5. Although determining if a propositional formula is NP-complete in general, it can done in polynomial (in fact, linear) time if the formula is Horn (contains at most one positive literal per clause), or if the formula only consists of binary (two literal) clauses. If the formula is allowed to contain both Horn clauses and all-positive binary clauses, however, the problem becomes NP-complete again. Prove this by describing a general method for translating an arbitrary CNF formula into one containing only Horn and binary clauses, where the translation preserves satisfiability (i.e., the translated formula is satisfiable if and only if the original formula is satisfiable). Hint: your translation will need to introduce new propositions.
6. Write a Prolog program that finds a solution to the following puzzle.
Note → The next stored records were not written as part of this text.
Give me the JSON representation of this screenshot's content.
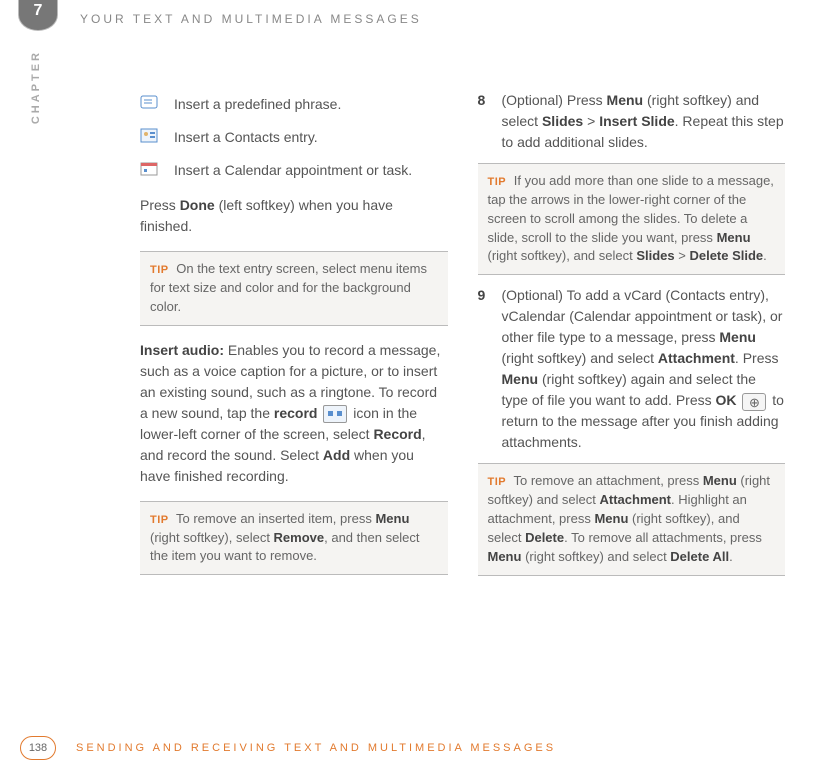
{
  "chapter_num": "7",
  "chapter_label": "CHAPTER",
  "header_title": "YOUR TEXT AND MULTIMEDIA MESSAGES",
  "left": {
    "insert_phrase": "Insert a predefined phrase.",
    "insert_contacts": "Insert a Contacts entry.",
    "insert_calendar": "Insert a Calendar appointment or task.",
    "press_done_pre": "Press ",
    "press_done_bold": "Done",
    "press_done_post": " (left softkey) when you have finished.",
    "tip1": "On the text entry screen, select menu items for text size and color and for the background color.",
    "audio_label": "Insert audio:",
    "audio_1": " Enables you to record a message, such as a voice caption for a picture, or to insert an existing sound, such as a ringtone. To record a new sound, tap the ",
    "audio_record": "record",
    "audio_2": " icon in the lower-left corner of the screen, select ",
    "audio_record2": "Record",
    "audio_3": ", and record the sound. Select ",
    "audio_add": "Add",
    "audio_4": " when you have finished recording.",
    "tip2_a": "To remove an inserted item, press ",
    "tip2_menu": "Menu",
    "tip2_b": " (right softkey), select ",
    "tip2_remove": "Remove",
    "tip2_c": ", and then select the item you want to remove."
  },
  "right": {
    "step8_num": "8",
    "step8_a": "(Optional) Press ",
    "step8_menu": "Menu",
    "step8_b": " (right softkey) and select ",
    "step8_slides": "Slides",
    "step8_gt": " > ",
    "step8_insert": "Insert Slide",
    "step8_c": ". Repeat this step to add additional slides.",
    "tip3_a": "If you add more than one slide to a message, tap the arrows in the lower-right corner of the screen to scroll among the slides. To delete a slide, scroll to the slide you want, press ",
    "tip3_menu": "Menu",
    "tip3_b": " (right softkey), and select ",
    "tip3_slides": "Slides",
    "tip3_gt": " > ",
    "tip3_delete": "Delete Slide",
    "tip3_c": ".",
    "step9_num": "9",
    "step9_a": "(Optional) To add a vCard (Contacts entry), vCalendar (Calendar appointment or task), or other file type to a message, press ",
    "step9_menu1": "Menu",
    "step9_b": " (right softkey) and select ",
    "step9_attach": "Attachment",
    "step9_c": ". Press ",
    "step9_menu2": "Menu",
    "step9_d": " (right softkey) again and select the type of file you want to add. Press ",
    "step9_ok": "OK",
    "step9_e": " to return to the message after you finish adding attachments.",
    "tip4_a": "To remove an attachment, press ",
    "tip4_menu1": "Menu",
    "tip4_b": " (right softkey) and select ",
    "tip4_attach": "Attachment",
    "tip4_c": ". Highlight an attachment, press ",
    "tip4_menu2": "Menu",
    "tip4_d": " (right softkey), and select ",
    "tip4_delete": "Delete",
    "tip4_e": ". To remove all attachments, press ",
    "tip4_menu3": "Menu",
    "tip4_f": " (right softkey) and select ",
    "tip4_deleteall": "Delete All",
    "tip4_g": "."
  },
  "tip_label": "TIP",
  "page_num": "138",
  "footer_title": "SENDING AND RECEIVING TEXT AND MULTIMEDIA MESSAGES"
}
1. There are three houses in a row on street. Each house is inhabited by a man of a different nationality, who has a different pet, and drinks a different beverage.
2. The Spaniard own a dog.
3. The Ukranian drinks tea.
4. The man in the third house drinks milk.
5. The Norwegian lives next to the tea drinker.
6. The juice drinker owns a fox.
7. The fox is next door to the dog.
Question: For each house: who lives there, what pet does he have, and what does he drink?
Notes: In Prolog, the atom "X=Y" is true if X and Y unify. The atom "X\=Y" is true if X and Y do not unify. A good way to solve the puzzle is write a clause that guesses at a complete solution, and then verifies that it is correct. Use terms to represent each house, and predicates such as house(H), next(H1,H2), milk(H), juice(H), etc.
7. Translate the following into FOL.
Seniors attend graduation.
Either Mary or Tom are seniors.
Use resolution refutation to answer the question: Will someone attend graduation? Use resolution refutation with answer extraction to try to answer the question: Who will attend graduation? Explain why no answer is returned. Add the assertion "John is a senior". Now show how answer extraction can succeed.
1. (a) <S,w1> |= (K1 p) & (K2 p) & (K1 K2 p) & (~K2 K1 p)
(b)
2.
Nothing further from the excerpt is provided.